The group that is most distressed though is the public school parents. They fill Facebook groups with their worries over learning loss vs. safety. If they have kept their kids at home, they are stressed out because they have to put aside their own work and do the teaching and tutoring. If they put their kids in a camp like mine, they are spending $2,000 a month for online public school.
For the parents with the kids at home, most likely it is is the mothers that give up their work. This causes stress in the marriage. They are upset private schools are open but not public schools and they feel their children are slipping behind the private school kids. They feel there is a great learning loss happening and that their kids will never catch up. They are upset with the teachers that don’t want to go back into the classrooms. They are angry with the people that are going to restaurants and causing the Covid-19 rates to spike which keeps the schools closed.
As a parent, I want normalcy and in-person learning for my children. As a teacher I want to do real teaching again and not policing Zooms. One day, out of the blue, I received an email from a district asking if I was interested in a long-term sub position. They were going to open up soon in a hybrid model of distant learning. They needed long-term subs because many of the teachers were boycotting going back in person.
Yes I was interested. As an educator, I believe in-person is the most effective and beneficial way of teaching and learning.
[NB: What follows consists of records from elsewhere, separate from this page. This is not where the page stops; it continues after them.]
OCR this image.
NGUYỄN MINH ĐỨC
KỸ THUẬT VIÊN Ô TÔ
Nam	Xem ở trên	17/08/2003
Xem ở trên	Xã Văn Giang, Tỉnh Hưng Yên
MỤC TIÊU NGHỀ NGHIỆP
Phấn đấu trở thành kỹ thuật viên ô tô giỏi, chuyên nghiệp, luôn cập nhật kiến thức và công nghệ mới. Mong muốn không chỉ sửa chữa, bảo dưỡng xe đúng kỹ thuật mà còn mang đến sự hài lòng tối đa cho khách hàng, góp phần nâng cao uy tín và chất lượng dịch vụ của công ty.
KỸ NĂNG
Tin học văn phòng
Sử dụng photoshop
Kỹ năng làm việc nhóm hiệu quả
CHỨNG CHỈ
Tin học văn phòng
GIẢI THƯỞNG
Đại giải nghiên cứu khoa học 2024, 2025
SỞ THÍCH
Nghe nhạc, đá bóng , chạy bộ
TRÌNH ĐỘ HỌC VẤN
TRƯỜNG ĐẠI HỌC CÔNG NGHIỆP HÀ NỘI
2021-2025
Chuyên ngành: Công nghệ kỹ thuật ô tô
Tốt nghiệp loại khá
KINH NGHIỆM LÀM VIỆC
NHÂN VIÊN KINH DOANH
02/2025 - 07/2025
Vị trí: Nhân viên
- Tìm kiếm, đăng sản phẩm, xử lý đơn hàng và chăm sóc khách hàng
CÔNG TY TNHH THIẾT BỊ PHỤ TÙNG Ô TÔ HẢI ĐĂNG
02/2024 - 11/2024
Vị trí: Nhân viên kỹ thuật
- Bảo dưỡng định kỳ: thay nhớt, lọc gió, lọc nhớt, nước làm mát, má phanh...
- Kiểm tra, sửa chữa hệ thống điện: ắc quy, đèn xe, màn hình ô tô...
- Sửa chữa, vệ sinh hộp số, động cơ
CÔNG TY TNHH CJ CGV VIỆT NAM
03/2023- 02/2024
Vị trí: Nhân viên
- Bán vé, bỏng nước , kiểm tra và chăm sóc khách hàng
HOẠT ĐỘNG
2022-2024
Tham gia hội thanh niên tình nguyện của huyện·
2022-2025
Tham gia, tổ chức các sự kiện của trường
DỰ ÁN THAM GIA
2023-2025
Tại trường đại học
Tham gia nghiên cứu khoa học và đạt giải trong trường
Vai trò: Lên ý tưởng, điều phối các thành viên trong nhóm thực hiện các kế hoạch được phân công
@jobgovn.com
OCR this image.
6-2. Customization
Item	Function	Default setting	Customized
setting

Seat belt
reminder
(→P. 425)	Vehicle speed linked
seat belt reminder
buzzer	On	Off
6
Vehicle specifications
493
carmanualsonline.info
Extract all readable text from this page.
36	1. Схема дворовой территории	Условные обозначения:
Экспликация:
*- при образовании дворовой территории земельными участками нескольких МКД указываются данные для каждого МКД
But should I feel guilty again? When I told friends about my new opportunity, they jokingly said I was a scab. But I’m not crossing a picket line. There are simply many teachers that have personal reasons for not wanting to do hybrid teaching this year. I have felt safe during my in-person dream teacher job. The only thing missing is the teaching. I was surprised how many teachers don’t want to go back to in-person teaching but for me it is an opportunity.
I was done waiting to see if I would be kicked off the island next. I decided to jump off myself. I traded high pay and an uneasy conscience for a sense of purpose, professionalism, growth and a future. I’m excited to be going back into the classroom in a real school. Goodbye guilty teacher, hello real teacher. The kids need to go back to school.